Pathologist - Grinding Opus of Forensic Medical Problems
Review: It would be a mistake to characterize this album simply as a Carcass clone, although the influence in theme and music is unmistakeable, as it takes a fusion of the best of two eras of Carcass and to it adds a musicality and sense of life that was not present in the original. The variations in structure and death metal-influenced use of introductory material and sense of melody from later Carcass (Necroticism) is preserved, but the use of distinctive melodies that sound borrowed from 1940s club hits of earlier Carcass (Reek of Putrefaction) is expanded upon here to give the music a sage, august character.
Unlike much of the grindcore to follow, this style drifts from the rigid punk hardcore aesthetic and embraces one that is closer to the aim of original hardcore, which is creating an abrasive and super-simplified version of the music that humans will eternally create. It does not aim to be a rock, metal or grind genre, and thus while it has many of the conventions of the underground it does not indulge them for their own sake but applies them surgically. Most songs begin with a melodic introduction, then pick up to an alternating thematic structure of a slower melodic hook for verses, then a sequence of faster riffs culminating in a tone series as pointedly articulate as the hooks are abstrusely suggestive.

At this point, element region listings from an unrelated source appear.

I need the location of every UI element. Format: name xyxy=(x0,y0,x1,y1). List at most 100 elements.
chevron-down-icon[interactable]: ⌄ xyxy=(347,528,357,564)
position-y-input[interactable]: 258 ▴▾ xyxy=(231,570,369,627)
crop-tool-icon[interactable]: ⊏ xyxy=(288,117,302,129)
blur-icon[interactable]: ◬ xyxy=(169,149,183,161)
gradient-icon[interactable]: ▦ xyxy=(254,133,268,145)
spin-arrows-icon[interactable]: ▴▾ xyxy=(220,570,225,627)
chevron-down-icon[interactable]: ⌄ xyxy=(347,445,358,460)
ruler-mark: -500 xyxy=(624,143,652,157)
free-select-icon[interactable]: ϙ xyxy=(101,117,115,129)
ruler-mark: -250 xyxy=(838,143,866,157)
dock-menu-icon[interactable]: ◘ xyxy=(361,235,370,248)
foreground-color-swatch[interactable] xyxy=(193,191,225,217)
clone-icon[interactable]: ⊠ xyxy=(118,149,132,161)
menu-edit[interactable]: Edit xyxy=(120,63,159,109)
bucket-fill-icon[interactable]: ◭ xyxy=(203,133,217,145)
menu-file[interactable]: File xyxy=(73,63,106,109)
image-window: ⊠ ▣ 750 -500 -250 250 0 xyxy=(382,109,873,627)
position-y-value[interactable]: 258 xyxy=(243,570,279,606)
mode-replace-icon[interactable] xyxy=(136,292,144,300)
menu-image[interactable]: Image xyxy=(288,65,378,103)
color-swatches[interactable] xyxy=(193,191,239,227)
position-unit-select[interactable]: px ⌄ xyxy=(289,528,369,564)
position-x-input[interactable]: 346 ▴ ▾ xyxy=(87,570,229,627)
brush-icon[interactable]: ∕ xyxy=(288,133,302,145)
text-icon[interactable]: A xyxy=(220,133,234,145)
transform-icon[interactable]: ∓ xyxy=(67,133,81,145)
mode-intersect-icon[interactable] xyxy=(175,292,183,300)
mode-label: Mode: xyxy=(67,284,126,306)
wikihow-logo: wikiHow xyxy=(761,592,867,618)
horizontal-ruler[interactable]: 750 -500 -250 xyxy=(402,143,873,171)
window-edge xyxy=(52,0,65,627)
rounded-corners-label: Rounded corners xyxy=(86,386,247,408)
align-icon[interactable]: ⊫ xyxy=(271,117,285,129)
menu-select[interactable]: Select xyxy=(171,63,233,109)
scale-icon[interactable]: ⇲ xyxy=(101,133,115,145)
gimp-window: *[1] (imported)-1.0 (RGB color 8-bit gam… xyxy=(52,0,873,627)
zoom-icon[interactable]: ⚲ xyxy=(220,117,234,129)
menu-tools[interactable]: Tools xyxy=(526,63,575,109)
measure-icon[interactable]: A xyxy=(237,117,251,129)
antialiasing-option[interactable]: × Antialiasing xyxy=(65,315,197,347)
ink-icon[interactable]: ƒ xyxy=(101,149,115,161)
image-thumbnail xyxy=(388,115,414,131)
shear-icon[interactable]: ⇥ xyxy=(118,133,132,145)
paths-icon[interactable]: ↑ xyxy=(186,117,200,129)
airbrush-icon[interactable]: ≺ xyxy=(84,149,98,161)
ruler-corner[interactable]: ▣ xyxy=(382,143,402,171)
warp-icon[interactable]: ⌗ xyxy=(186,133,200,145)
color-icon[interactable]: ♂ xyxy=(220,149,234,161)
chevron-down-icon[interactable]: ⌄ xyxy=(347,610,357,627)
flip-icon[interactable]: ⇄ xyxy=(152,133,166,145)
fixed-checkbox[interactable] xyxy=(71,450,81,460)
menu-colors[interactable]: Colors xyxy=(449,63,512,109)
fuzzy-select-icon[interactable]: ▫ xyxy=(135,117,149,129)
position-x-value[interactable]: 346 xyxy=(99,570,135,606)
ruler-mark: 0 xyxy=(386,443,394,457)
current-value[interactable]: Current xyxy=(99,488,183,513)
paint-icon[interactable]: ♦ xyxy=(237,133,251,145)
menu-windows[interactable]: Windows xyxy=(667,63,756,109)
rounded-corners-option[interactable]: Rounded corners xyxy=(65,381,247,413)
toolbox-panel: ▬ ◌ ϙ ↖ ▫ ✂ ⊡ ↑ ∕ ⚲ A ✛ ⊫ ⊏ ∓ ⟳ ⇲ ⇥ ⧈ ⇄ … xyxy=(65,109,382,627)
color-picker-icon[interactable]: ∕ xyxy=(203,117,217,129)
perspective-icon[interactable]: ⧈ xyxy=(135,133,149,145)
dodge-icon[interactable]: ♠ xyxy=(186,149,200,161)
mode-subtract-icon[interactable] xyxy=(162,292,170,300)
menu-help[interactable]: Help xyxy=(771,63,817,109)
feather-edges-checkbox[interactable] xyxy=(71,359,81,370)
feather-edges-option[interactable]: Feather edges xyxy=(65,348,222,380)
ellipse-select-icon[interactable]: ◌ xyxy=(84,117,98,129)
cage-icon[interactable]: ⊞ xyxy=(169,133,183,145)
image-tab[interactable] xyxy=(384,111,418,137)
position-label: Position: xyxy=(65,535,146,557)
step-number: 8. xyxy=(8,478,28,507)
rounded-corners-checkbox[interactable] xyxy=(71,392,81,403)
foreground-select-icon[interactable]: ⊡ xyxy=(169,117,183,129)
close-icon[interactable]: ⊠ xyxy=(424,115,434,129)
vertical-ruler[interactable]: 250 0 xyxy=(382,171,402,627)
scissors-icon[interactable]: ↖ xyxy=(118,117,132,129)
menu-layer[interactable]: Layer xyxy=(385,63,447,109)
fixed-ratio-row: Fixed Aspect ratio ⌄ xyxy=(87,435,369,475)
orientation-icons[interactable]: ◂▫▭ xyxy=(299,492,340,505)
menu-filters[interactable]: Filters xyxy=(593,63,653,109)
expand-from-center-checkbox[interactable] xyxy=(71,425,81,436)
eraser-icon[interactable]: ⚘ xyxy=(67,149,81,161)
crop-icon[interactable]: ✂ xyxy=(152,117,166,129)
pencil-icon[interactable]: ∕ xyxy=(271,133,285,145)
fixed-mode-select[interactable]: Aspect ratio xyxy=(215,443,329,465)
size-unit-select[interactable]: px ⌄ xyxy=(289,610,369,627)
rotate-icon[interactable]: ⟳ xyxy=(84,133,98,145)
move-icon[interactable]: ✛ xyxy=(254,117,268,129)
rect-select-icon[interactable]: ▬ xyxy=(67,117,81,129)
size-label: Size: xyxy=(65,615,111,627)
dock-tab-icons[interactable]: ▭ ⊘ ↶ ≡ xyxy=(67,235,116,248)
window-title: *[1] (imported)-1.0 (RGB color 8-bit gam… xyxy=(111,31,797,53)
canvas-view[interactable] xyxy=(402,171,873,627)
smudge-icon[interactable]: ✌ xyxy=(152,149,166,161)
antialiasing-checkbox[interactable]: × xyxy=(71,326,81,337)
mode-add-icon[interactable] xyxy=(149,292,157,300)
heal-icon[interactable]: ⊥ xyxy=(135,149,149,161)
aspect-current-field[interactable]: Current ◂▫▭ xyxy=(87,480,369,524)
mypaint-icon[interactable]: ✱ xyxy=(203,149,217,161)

Dynamic ranges of rhythm and of riff shape and construction make this a more distinctive listening experience than the original Carcass albums. Vocals approach the Demilich low-end intensity of burping bottom-string registers, but take a conversational tone that stretches into a growl wrapping itself around the rhythm of riffs underneath. All of what made Carcass great -- the absurdist morbidity, the life-inducing almost dancelike melodic lifts, the messy riffs so overflowing with supurative fissures of harmonic overlap that they almost extract themselves -- is here, augmented by an aerobic percussion section that sounds as if it may have derive some inspiration from clubby techno. While this CD was forgotten by most even when it was new, and is not accepted by many for refusing to adopt the conformist non-conformist uniform of grindcore as product, it remains one of the buried secrets of the legacy of underground music.